CEO of Scalabl, a startup accelerator with a network of over 100 enterprises and 240 entrepreneurs, Santolo nowadays is in charge of his company’s global expansion, with his sight on Mexico, Arab Emirates and India.

“We offer help to any entrepreneur be it a multinational’s regional director or a housekeeper: we give them a practical two-month course at a real company and they come out of it with a functioning company,” says Santolo.

From the MBA to this point, he says, the opportunities rose up one after the other and led him to focus on an entrepreneur’s ecosystem- Today, he is decided to “take this new entrepreneurship development model to the world.”

Done with the MBA, Santolo took part in General Management at the Kellogg School of Management and then Entrepreneurship at Stanford. At the same time, he started to help entrepreneurs for free.

“And that’s how several of them offered me shares from their businesses and with that I gained the courage to be a full-time entrepreneur,” says Santolo, whose path later took him to BRF, a Brazilian company, who sent him for over a year to Dubai as a regional Marketing director.

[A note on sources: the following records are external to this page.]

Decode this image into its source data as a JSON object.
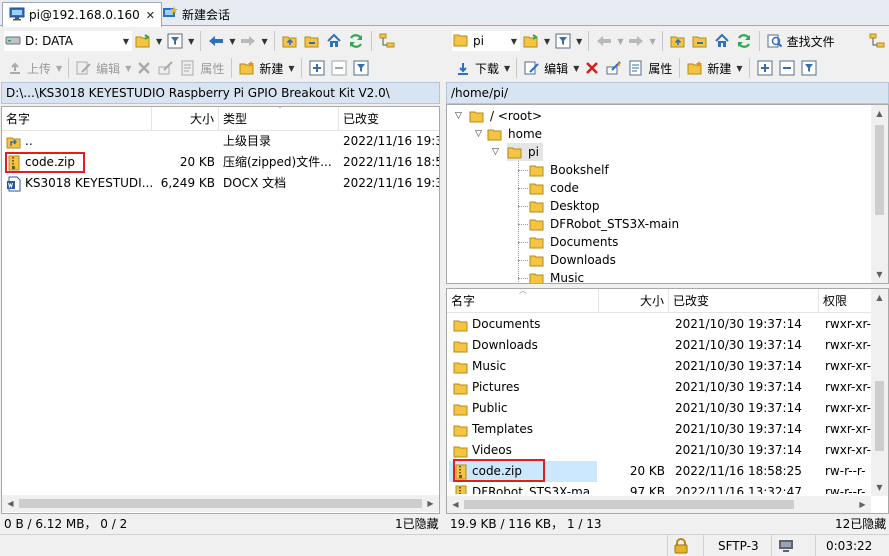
{
  "tabs": [
    {
      "label": "pi@192.168.0.160",
      "close": "✕"
    },
    {
      "label": "新建会话"
    }
  ],
  "left": {
    "drive": "D: DATA",
    "toolbar": {
      "upload": "上传",
      "edit": "编辑",
      "properties": "属性",
      "new": "新建"
    },
    "path": "D:\\...\\KS3018 KEYESTUDIO Raspberry Pi GPIO Breakout Kit V2.0\\",
    "columns": {
      "name": "名字",
      "size": "大小",
      "type": "类型",
      "modified": "已改变"
    },
    "files": [
      {
        "name": "..",
        "size": "",
        "type": "上级目录",
        "modified": "2022/11/16  19:3",
        "icon": "parent-folder-icon"
      },
      {
        "name": "code.zip",
        "size": "20 KB",
        "type": "压缩(zipped)文件...",
        "modified": "2022/11/16  18:5",
        "icon": "zip-file-icon"
      },
      {
        "name": "KS3018 KEYESTUDI...",
        "size": "6,249 KB",
        "type": "DOCX 文档",
        "modified": "2022/11/16  19:3",
        "icon": "docx-file-icon"
      }
    ],
    "status": "0 B / 6.12 MB， 0 / 2",
    "hidden": "1已隐藏"
  },
  "right": {
    "folder": "pi",
    "toolbar": {
      "download": "下载",
      "edit": "编辑",
      "properties": "属性",
      "new": "新建",
      "find": "查找文件"
    },
    "path": "/home/pi/",
    "tree": [
      {
        "label": "/ <root>"
      },
      {
        "label": "home"
      },
      {
        "label": "pi"
      },
      {
        "label": "Bookshelf"
      },
      {
        "label": "code"
      },
      {
        "label": "Desktop"
      },
      {
        "label": "DFRobot_STS3X-main"
      },
      {
        "label": "Documents"
      },
      {
        "label": "Downloads"
      },
      {
        "label": "Music"
      }
    ],
    "columns": {
      "name": "名字",
      "size": "大小",
      "modified": "已改变",
      "rights": "权限"
    },
    "files": [
      {
        "name": "Documents",
        "size": "",
        "modified": "2021/10/30  19:37:14",
        "rights": "rwxr-xr-",
        "icon": "folder-icon"
      },
      {
        "name": "Downloads",
        "size": "",
        "modified": "2021/10/30  19:37:14",
        "rights": "rwxr-xr-",
        "icon": "folder-icon"
      },
      {
        "name": "Music",
        "size": "",
        "modified": "2021/10/30  19:37:14",
        "rights": "rwxr-xr-",
        "icon": "folder-icon"
      },
      {
        "name": "Pictures",
        "size": "",
        "modified": "2021/10/30  19:37:14",
        "rights": "rwxr-xr-",
        "icon": "folder-icon"
      },
      {
        "name": "Public",
        "size": "",
        "modified": "2021/10/30  19:37:14",
        "rights": "rwxr-xr-",
        "icon": "folder-icon"
      },
      {
        "name": "Templates",
        "size": "",
        "modified": "2021/10/30  19:37:14",
        "rights": "rwxr-xr-",
        "icon": "folder-icon"
      },
      {
        "name": "Videos",
        "size": "",
        "modified": "2021/10/30  19:37:14",
        "rights": "rwxr-xr-",
        "icon": "folder-icon"
      },
      {
        "name": "code.zip",
        "size": "20 KB",
        "modified": "2022/11/16  18:58:25",
        "rights": "rw-r--r-",
        "icon": "zip-file-icon"
      },
      {
        "name": "DFRobot_STS3X-ma...",
        "size": "97 KB",
        "modified": "2022/11/16  13:32:47",
        "rights": "rw-r--r-",
        "icon": "zip-file-icon"
      }
    ],
    "status": "19.9 KB / 116 KB， 1 / 13",
    "hidden": "12已隐藏"
  },
  "bottom": {
    "protocol": "SFTP-3",
    "time": "0:03:22"
  },
  "colors": {
    "highlight": "#e02020",
    "selection": "#cce8ff",
    "folder": "#f5c542",
    "path_bar": "#d9e4f2"
  }
}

Currently, Santolo is taking part in Harvard’s General Management program, alongside 140 world leaders and he propounds that, at a distance, there is one thing he would have taken a better advantage of during his MBA experience.

“At the time I didn’t have the sufficient maturity to realize that the most important thing is relationships with people and opening up to opportunities,” but her asserts that the master’s was a “before and after” in his career.

Bountiful society

Current director and partner at the X Project company, Carlos Fernando Castro is dedicated to software projects management at a macro level and works with issues that range from banking operations to auditing, money-laundering prevention and operational risk.

For this industrial engineer (UBA), the “company’s macro vision” that the ITBA’s master’s on Strategic and Technological Direction provided him with was key to learn the tools of “planning, execution and management.”

“Engineering teaches you how to solve problems focused on very specific technical areas ,” he comments.

Five years ago, Castro worked as a project engineer at Tecna’s commercial department, a company dedicated to the gas and oil market. That’s where he met colleagues who advised him to take this master’s in particular.

Through these references, added to the program and the teaching staff, Castro arrived at ITBA in the search to broaden his field of knowledge about his company with a focus on technology.

He studied there for two years, with his own financing at first and, them, with the financial support of X Project, with whom he introduced a small-businesses program for the State. Castro highlights that the master’s had a huge influence on his current work situation, not only because he started to collaborate with the company of which he is now a partner, but because he is much more well versed on general corporate mechanics.   

“Nowadays I’m constantly developing, and this is part finances, projects and part knowledge in banking operations” he explains and highlights the MBA as a tool to “manage projects within a systematic framework, with a common ground to all industries.”

According to his current business view, Castro’s project in the future may imply some changes of work area. “I would like to be able to develop a self-sustained company, with replacement teams and a structure that can last over time,” he concludes.